Staying on the topic of technical personnel, there was an interest from Audi in Mattia Binotto, currently still on gardening leave after leaving Ferrari at the end of 2022.
However, this interest did not go very far and – crucially – there was no visit from the former Ferrari boss to the Audi headquarters.
This goes against the news that came from England and which was slyly reported by some Italian media, who described the Italian manager as very critical of the German giant.
Audi: At least six months behind the development on their new Power Unit compared to other engine manufacturers
“Audi’s Formula 1 project has taken off in recent months,” said Oliver Hoffmann, board member for technical development at AUDI AG.
This has led to some important delays compared to the competition, given that Audi’s single-cylinder engine only started running on benches at the end of 2022 – while Mercedes and Red Bull Powertrain have been carrying out these important preliminary tests since last summer.

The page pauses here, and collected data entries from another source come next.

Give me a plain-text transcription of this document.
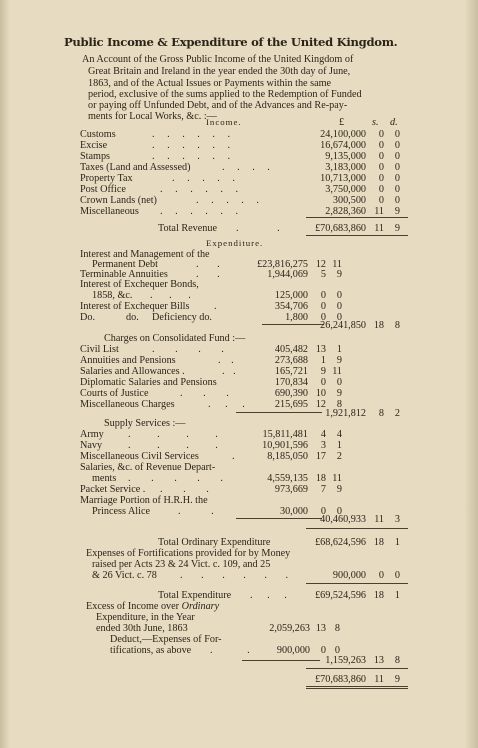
Public Income & Expenditure of the United Kingdom.
An Account of the Gross Public Income of the United Kingdom of
Great Britain and Ireland in the year ended the 30th day of June,
1863, and of the Actual Issues or Payments within the same
period, exclusive of the sums applied to the Redemption of Funded
or paying off Unfunded Debt, and of the Advances and Re-pay-
ments for Local Works, &c. :—
Income.	£	s. d.
Customs	. . . . . .	24,100,000 0 0
Excise	. . . . . .	16,674,000 0 0
Stamps	. . . . . .	9,135,000 0 0
Taxes (Land and Assessed)	. . . .	3,183,000 0 0
Property Tax	. . . . .	10,713,000 0 0
Post Office	. . . . . .	3,750,000 0 0
Crown Lands (net)	. . . . .	300,500 0 0
Miscellaneous . . . . . .	2,828,360 11 9
Total Revenue . . £70,683,860 11 9
Expenditure.
Interest and Management of the
Permanent Debt	. .	£23,816,275 12 11
Terminable Annuities	. .	1,944,069 5 9
Interest of Exchequer Bonds,
1858, &c. . . .	125,000 0 0
Interest of Exchequer Bills .	354,706 0 0
Do.	do. Deficiency do.	1,800 0 0
26,241,850 18 8
Charges on Consolidated Fund :—
Civil List	. . . .	405,482 13 1
Annuities and Pensions	. .	273,688 1 9
Salaries and Allowances .	. .	165,721 9 11
Diplomatic Salaries and Pensions	170,834 0 0
Courts of Justice	. . .	690,390 10 9
Miscellaneous Charges	. . . 215,695 12 8
1,921,812 8 2
Supply Services :—
Army . . . .	15,811,481 4 4
Navy	. . . .	10,901,596 3 1
Miscellaneous Civil Services	.	8,185,050 17 2
Salaries, &c. of Revenue Depart-
ments . . . . .	4,559,135 18 11
Packet Service . . . .	973,669 7 9
Marriage Portion of H.R.H. the
Princess Alice	. .	30,000 0 0
40,460,933 11 3
Total Ordinary Expenditure	£68,624,596 18 1
Expenses of Fortifications provided for by Money
raised per Acts 23 & 24 Vict. c. 109, and 25
& 26 Vict. c. 78 . . . . . .	900,000 0 0
Total Expenditure . . . £69,524,596 18 1
Excess of Income over Ordinary
Expenditure, in the Year
ended 30th June, 1863	2,059,263 13 8
Deduct,—Expenses of For-
tifications, as above . . 900,000 0 0
1,159,263 13 8
£70,683,860 11 9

Audi’s first full hybrid unit, consisting of the combustion engine, electric motor, battery and electronic control unit, is scheduled to start running on the dyno by the end of this year and will form the foundation for the future.
Comparing this timeframe with a direct competitor, Ferrari started this work a few weeks ago, which again shows Audi’s current delay is around 6-8 months.

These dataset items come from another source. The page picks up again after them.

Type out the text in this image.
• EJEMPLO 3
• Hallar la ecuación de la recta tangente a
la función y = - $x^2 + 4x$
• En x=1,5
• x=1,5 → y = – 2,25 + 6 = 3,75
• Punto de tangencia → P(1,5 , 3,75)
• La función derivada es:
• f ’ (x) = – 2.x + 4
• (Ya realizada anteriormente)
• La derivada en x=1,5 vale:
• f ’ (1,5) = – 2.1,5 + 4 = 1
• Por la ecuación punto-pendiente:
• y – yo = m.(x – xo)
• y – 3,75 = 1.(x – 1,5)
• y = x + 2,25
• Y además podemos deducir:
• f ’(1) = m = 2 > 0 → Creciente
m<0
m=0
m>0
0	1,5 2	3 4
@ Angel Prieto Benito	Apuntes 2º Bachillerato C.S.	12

To be clear, this estimated delay regarding Audi’s infrastructure could be greater if their current progress is not up to scratch. For example, if the dynos have yet to be brought up to F1’s standards.
“We are in the conception phase of the new power unit and we are attaching great importance to details, for example on materials or production technologies, and we also want to focus on other factors, such as the energy management of the hybrid drivetrain. After all, efficiency is a key success factor for Formula 1 and the mobility of the future, these approaches will take both worlds forward., “said an unconcerned Oliver Hoffmann.
There is clearly plenty of time for Audi to make up for the accumulated delay, especially since they will – as a new entrant – be able to spend 10 million dollars more than its competitors this year and in 2024.
However, the rumours from Germany are anything but positive. There is talk of a project not at the level of the current demands of F1, with a very curious parallel to the eventually bankrupt entry BMW entry into F1 18 years ago.
There are some important similarities; such as Sauber’s own purchase, the duality between Switzerland (aerodynamics and chassis) and Germany (engine), as well as the very curious presence of some of the same players.
These include Adam Baker, the current CEO of Audi Formula Racing GmbH, a very important member of the BMW engine section at the time, and Andreas Seidl, who already worked in a key role in the Sauber-BMW era.